While it is true that we live in a nation of laws, the reality is, the most effective use of the law is frequently achieved by the litigant with the most financial resources. This means that if a veterinarian wants to avail himself of the court system, he should think carefully in advance about how financially well prepared his potential opponent might be. That doctor also needs to consider just how far the party on the other side might be willing to carry the case just to make a point.

For example, when asked to sign an excessively broad and onerous non-compete agreement to begin his first job, Dr. A has two choices. He can choose to closely evaluate the non-compete and then negotiate in good faith with the employer to pare it down to a more acceptable distance and time period. Or, he could just sign it under the notion that noncompetes are seldom enforced in his community. The implied but unstated intention is to later violate the noncompete and expect to have it voided in court if the employer tries to enforce it.

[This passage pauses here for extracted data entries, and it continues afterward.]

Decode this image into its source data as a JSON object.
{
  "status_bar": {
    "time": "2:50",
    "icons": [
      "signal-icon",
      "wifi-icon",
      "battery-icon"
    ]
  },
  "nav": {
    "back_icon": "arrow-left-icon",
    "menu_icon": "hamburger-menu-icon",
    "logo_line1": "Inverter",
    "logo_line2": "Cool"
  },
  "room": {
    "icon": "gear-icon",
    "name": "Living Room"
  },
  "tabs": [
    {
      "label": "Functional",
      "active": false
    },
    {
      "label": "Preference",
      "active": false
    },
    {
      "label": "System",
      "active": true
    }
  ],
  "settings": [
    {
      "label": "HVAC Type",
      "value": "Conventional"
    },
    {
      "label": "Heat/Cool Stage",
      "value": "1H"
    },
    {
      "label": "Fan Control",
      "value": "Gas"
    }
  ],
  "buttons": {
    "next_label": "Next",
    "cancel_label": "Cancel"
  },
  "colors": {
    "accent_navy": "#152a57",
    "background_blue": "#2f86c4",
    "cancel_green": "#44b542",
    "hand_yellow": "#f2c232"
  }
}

The second option is easier in the short run, but if Dr. A understood the legal system, he would almost certainly choose the first option instead?— even if the noncompete actually is flawed and completely unenforceable. Why? Because in litigation, a theoretical win is not the same as prevailing. To see why, let's follow this example through the court system and, more importantly, through the lawyer billing.

  • Talk it out. The first option involves politely discussing the noncompete with the employer in a respectful and considerate way prior to taking the job. Doing so helps establish the reasonableness of the employed doctor in the eyes of the potential boss and also yields a noncompete clause both can live with.
  • Let the lawsuit talk. The second option, on the other hand, involves a quick signature, followed by a year or two of simmering resentment on the part of the new doctor. He knows that the noncompete might have to be violated in order for him to pursue his long-term practice plans. Now he is saddled with the written promise and with the lingering decision about how and when to breach the contract.

A few years later, Dr. A decides to test the noncompete in court. He discovers that his boss (or megapartnership, or publicly traded corporate employer) wasn't kidding around with the contract. The employer actually expects it to be honored.

After Dr. A uses up his savings to build a competing clinic within the noncompete zone, the former employer moves for a temporary restraining order (TRA) to stop the new doctor's business before it starts.

No TRA is granted, but the legal and court fees for Dr. A to fight cost a couple thousand dollars, which Dr. A had to put on his credit card (at 23 percent interest). Additionally, even without the benefit of the TRA, the well-heeled former employer moves forward with a lawsuit. It isn't the first one this boss has ever filed. He's an experienced businessperson who knows his way around the legal landscape.

When the case goes to trial, Dr. A is still in business, but any profit his new practice makes is tied up in legal fees. The win at trial makes him happy?— until his lawyer receives notice of the employer's appeal. Dr. A's lawyer sends him papers to sign along with a request for a $5,000 deposit to begin drafting the defense to the appeal.

Suddenly, the first option from years ago looks like the way he should have gone. If Dr. A had thought about how economically well prepared his former employer was for litigation and how important making an "example" of him might be, he could well have seen the benefits of negotiating a better noncompete at the time or electing to take a job somewhere else.